In tanti lo sospettavano da tempo. Ora una ricerca pretende addirittura di dimostrarlo. Intelligenza e (un pizzico di) follia viaggiano di pari passo. Le persone con un quoziente intellettivo al di sopra della media, caratterizzate da elevata creatività e ottime abilità verbali, presentano una possibilità più marcata di andare incontro a un disturbo bipolare una volta arrivate a una certa età.

Ad evidenziare questa importante connessione tra intelligenza e disturbi dell’umore ci ha pensato una ricerca pubblicata sulla rivista British Journal of Psychiatry, portata avanti da ricercatori delle Università di Glasgow, Bristol, Cardiff e del Texas.

La ricerca ha analizzato nel dettaglio i dati dello studio di coorte ALSAP (Avon Longitudinal Study of Parents and Children), che ha elaborato informazioni su 14 mila famiglie inglesi per vent’anni, arrivando ad ottenere riscontri relativi a vari aspetti della loro salute fisica e mentale.

Analizzando  le informazioni in riferimento a un campione di 1881 ragazzi, gli studiosi  hanno notato una proporzionale incidenza tra il quoziente intellettivo misurato all’età di 8 anni e l’insorgere di disturbi dell’umore attorno all’età di 22-23 anni, associabili in particolar modo a un disturbo bipolare.

Soprattutto quelli che mostravano la maggior incidenza di episodi maniacali al raggiungimento di una certa età facevano registrare punteggi di QI migliori di almeno dieci punti rispetto alla media dei coetanei all’età di 8 anni, mettendo ancor più sotto la lente d’ingrandimento la possibile relazione tra le abilità intellettive e l’incidenza di disturbi maniaco-depressivi.

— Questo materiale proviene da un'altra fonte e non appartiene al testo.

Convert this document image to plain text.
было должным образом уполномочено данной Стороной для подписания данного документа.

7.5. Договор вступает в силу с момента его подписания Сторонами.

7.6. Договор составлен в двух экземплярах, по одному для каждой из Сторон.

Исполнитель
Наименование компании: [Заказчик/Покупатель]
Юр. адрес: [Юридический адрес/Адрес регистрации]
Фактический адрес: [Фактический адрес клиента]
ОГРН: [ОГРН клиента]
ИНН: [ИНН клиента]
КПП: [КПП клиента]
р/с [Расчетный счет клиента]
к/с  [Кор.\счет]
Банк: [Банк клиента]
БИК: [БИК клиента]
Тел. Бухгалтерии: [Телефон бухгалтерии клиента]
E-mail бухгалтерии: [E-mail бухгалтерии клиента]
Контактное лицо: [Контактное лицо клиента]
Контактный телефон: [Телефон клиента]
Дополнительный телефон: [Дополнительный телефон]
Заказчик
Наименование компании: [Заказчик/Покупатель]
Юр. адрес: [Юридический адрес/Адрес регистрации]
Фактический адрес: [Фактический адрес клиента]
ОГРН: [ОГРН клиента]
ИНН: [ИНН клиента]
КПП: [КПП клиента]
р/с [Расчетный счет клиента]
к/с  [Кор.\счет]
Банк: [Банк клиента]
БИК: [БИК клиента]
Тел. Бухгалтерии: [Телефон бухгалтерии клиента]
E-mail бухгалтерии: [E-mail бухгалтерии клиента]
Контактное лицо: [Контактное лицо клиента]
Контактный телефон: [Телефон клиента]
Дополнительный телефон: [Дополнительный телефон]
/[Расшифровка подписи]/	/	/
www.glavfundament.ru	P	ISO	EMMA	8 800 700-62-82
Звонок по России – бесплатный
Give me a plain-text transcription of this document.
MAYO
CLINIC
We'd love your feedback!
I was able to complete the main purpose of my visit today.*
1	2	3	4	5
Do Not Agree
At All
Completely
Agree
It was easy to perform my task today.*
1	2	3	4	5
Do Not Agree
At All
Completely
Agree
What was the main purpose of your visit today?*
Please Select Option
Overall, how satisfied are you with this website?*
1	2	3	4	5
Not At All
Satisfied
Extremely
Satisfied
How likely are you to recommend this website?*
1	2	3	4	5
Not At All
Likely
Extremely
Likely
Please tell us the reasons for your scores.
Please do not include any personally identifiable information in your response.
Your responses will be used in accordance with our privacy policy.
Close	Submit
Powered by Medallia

Una ricerca portata avanti un paio di mesi fa presso un istituto di Londra ha poi nuovamente evidenziato questa relazione tra intelligenza e pazzia,  sottolineando una probabile  base biologica condivisa tra le creatività umana e l’incidenza di malattie mentali, al pari del disturbo bipolare o della schizofrenia, comunemente nota come follia.

La ricerca condotta a Londra, prendendo in esame una serie di menti di persone ritenute “creative”,  con una intelligenza pronunciata, al pari di musicisti, artisti e scrittori,  ha maturato la convinzione che le loro probabilità di sviluppare un disturbo mentale nel corso dell’esistenza appare significativamente rispetto alla media, con ogni probabilità a causa di una condivisa base genetica che spesso si ritrova a mettere in relazione il genio e la pazzia.